If there had been some one to whom she could have turned, relieving herself by confession, she might have found solace and set her feet in safer ways. But among the three men she was virtually alone, guarding her secret with that most stubborn of all silences, a girl's in the first wakening of sex. She had a superstitious hope that she could regain peace and self-respect by an act of reparation, and at such moments turned with expiatory passion to the thought of David. She would go to California, live as her father had wished, marry her betrothed, and be as good a wife to him as man could have. And for a space these thoughts brought her ease, consoled her as a compensating act of martyrdom.

She shunned Courant, rarely addressing him, keeping her horse to the rear of the train where the wagon hood hid him from her. But when his foot fell on the dust beside her, or he dropped back for a word with Daddy John, a stealthy, observant quietude held her frame. She turned her eyes from him as from an unholy sight, but it was useless, for her mental vision called up his figure, painted in yellow and red upon the background of the sage. She knew the expression of the lithe body as it leaned from the saddle, the gnarled hand from which the rein hung loose, the eyes, diamond hard and clear, living sparks set in leathery skin wrinkled against the glare of the waste. She did not lie to herself any more. No delusions could live in this land stripped of all conciliatory deception.

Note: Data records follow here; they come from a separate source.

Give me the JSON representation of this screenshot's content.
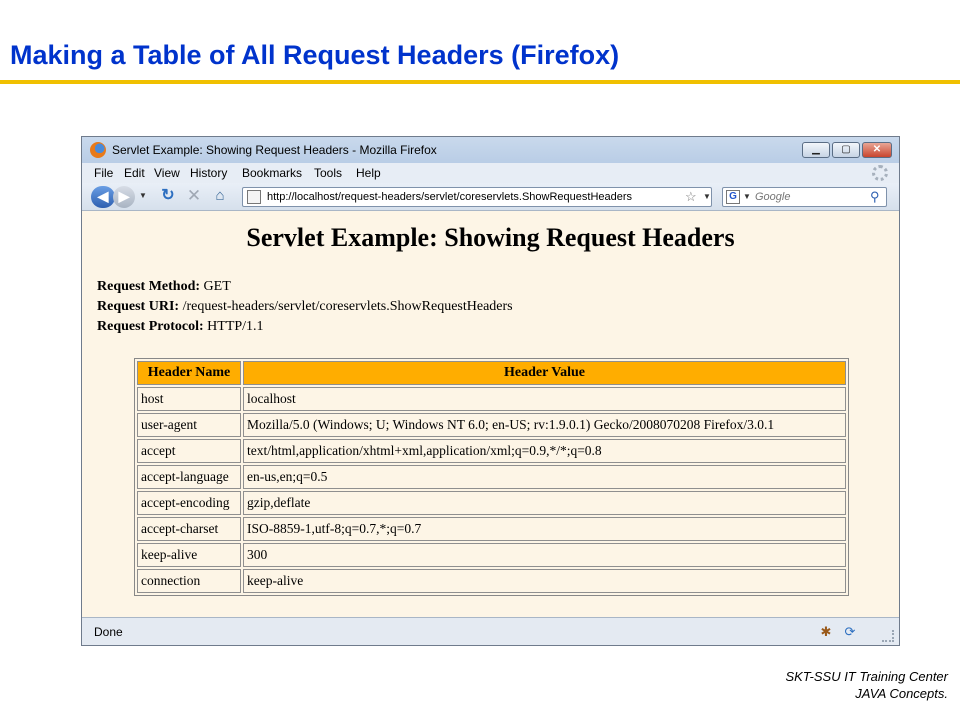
{
  "slide": {
    "title": "Making a Table of All Request Headers (Firefox)",
    "footer_line1": "SKT-SSU IT Training Center",
    "footer_line2": "JAVA Concepts."
  },
  "window": {
    "title": "Servlet Example: Showing Request Headers - Mozilla Firefox",
    "min_icon": "minimize-icon",
    "max_icon": "maximize-icon",
    "close_icon": "close-icon"
  },
  "menu": {
    "items": [
      "File",
      "Edit",
      "View",
      "History",
      "Bookmarks",
      "Tools",
      "Help"
    ]
  },
  "nav": {
    "url": "http://localhost/request-headers/servlet/coreservlets.ShowRequestHeaders",
    "search_placeholder": "Google"
  },
  "page": {
    "heading": "Servlet Example: Showing Request Headers",
    "method_label": "Request Method:",
    "method_value": "GET",
    "uri_label": "Request URI:",
    "uri_value": "/request-headers/servlet/coreservlets.ShowRequestHeaders",
    "protocol_label": "Request Protocol:",
    "protocol_value": "HTTP/1.1",
    "table": {
      "headers": [
        "Header Name",
        "Header Value"
      ],
      "rows": [
        [
          "host",
          "localhost"
        ],
        [
          "user-agent",
          "Mozilla/5.0 (Windows; U; Windows NT 6.0; en-US; rv:1.9.0.1) Gecko/2008070208 Firefox/3.0.1"
        ],
        [
          "accept",
          "text/html,application/xhtml+xml,application/xml;q=0.9,*/*;q=0.8"
        ],
        [
          "accept-language",
          "en-us,en;q=0.5"
        ],
        [
          "accept-encoding",
          "gzip,deflate"
        ],
        [
          "accept-charset",
          "ISO-8859-1,utf-8;q=0.7,*;q=0.7"
        ],
        [
          "keep-alive",
          "300"
        ],
        [
          "connection",
          "keep-alive"
        ]
      ]
    }
  },
  "status": {
    "text": "Done"
  },
  "colors": {
    "slide_title": "#0033cc",
    "rule": "#f0c000",
    "page_background": "#fdf5e6",
    "table_header": "#ffad00"
  }
}
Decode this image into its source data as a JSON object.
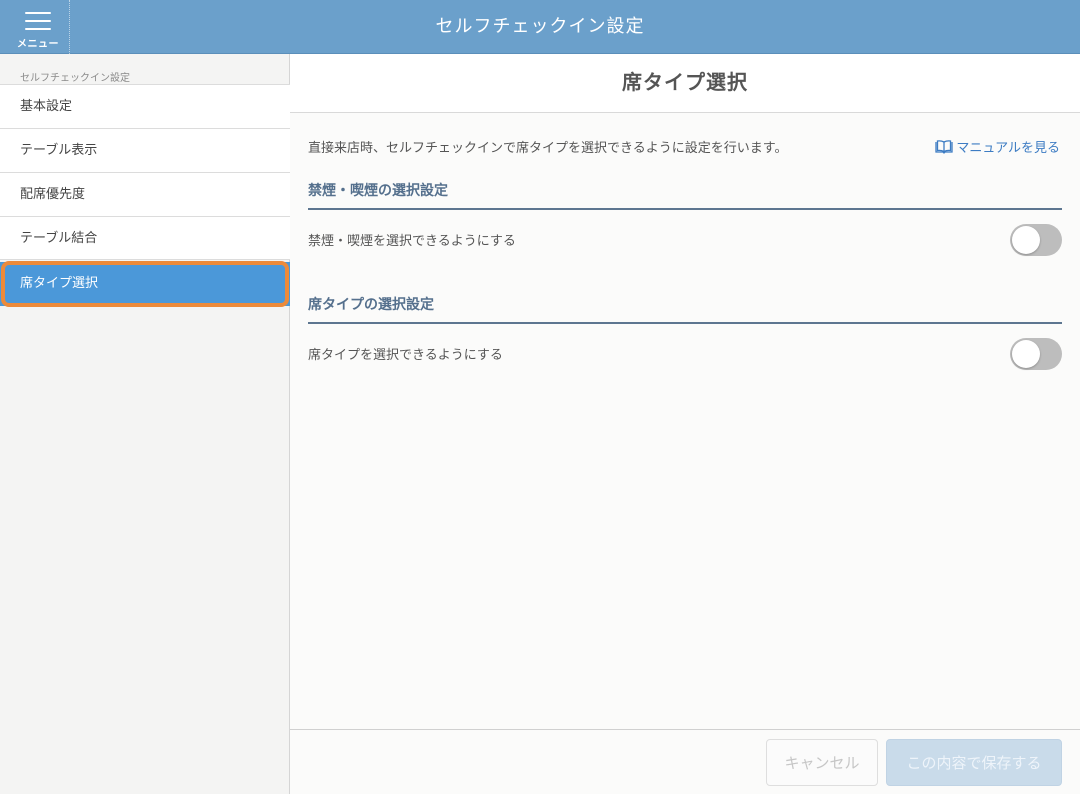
{
  "header": {
    "menu_label": "メニュー",
    "title": "セルフチェックイン設定"
  },
  "sidebar": {
    "heading": "セルフチェックイン設定",
    "items": [
      {
        "label": "基本設定"
      },
      {
        "label": "テーブル表示"
      },
      {
        "label": "配席優先度"
      },
      {
        "label": "テーブル結合"
      },
      {
        "label": "席タイプ選択",
        "active": true
      }
    ]
  },
  "main": {
    "title": "席タイプ選択",
    "description": "直接来店時、セルフチェックインで席タイプを選択できるように設定を行います。",
    "manual_link": "マニュアルを見る",
    "sections": [
      {
        "title": "禁煙・喫煙の選択設定",
        "row_label": "禁煙・喫煙を選択できるようにする",
        "enabled": false
      },
      {
        "title": "席タイプの選択設定",
        "row_label": "席タイプを選択できるようにする",
        "enabled": false
      }
    ]
  },
  "footer": {
    "cancel_label": "キャンセル",
    "save_label": "この内容で保存する"
  },
  "colors": {
    "header_bg": "#6ba0cb",
    "active_item_bg": "#4b98d9",
    "active_item_outline": "#ec8a3a",
    "section_title": "#55708d",
    "link": "#3d7cc3"
  }
}
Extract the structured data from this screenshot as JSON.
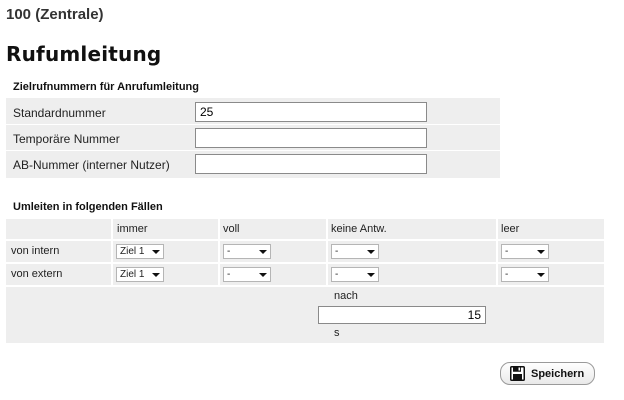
{
  "extension_title": "100 (Zentrale)",
  "page_title": "Rufumleitung",
  "targets": {
    "title": "Zielrufnummern für Anrufumleitung",
    "rows": [
      {
        "label": "Standardnummer",
        "value": "25"
      },
      {
        "label": "Temporäre Nummer",
        "value": ""
      },
      {
        "label": "AB-Nummer (interner Nutzer)",
        "value": ""
      }
    ]
  },
  "forwarding": {
    "title": "Umleiten in folgenden Fällen",
    "columns": [
      "immer",
      "voll",
      "keine Antw.",
      "leer"
    ],
    "rows": [
      {
        "label": "von intern",
        "values": [
          "Ziel 1",
          "-",
          "-",
          "-"
        ]
      },
      {
        "label": "von extern",
        "values": [
          "Ziel 1",
          "-",
          "-",
          "-"
        ]
      }
    ],
    "delay": {
      "label": "nach",
      "value": "15",
      "unit": "s"
    }
  },
  "save_label": "Speichern",
  "icons": {
    "save": "floppy-disk-icon"
  }
}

The night before they left the Fort the men had had a consultation. Sitting apart by the tent she had watched them, David and Daddy John between her and the fire, Courant beyond it. His face, red lit between the hanging locks of hair, his quick eyes, shifting from one man to the other, was keen with a furtive anxiety. At a point in the murmured interview, he had looked beyond them to the darkened spot where she sat. Then Daddy John and David had come to her and told her that if she wished they would turn back, take her home to Rochester, and stay there with her always. There was money enough they said. The doctor had left seven thousand dollars in his chest, and David had three to add to it. It would be ample to live on till the men could set to work and earn a maintenance for them. No word was spoken of her marriage, but it lay in the offing of their argument as the happy finale that the long toil of the return journey and the combination of resources were to prelude.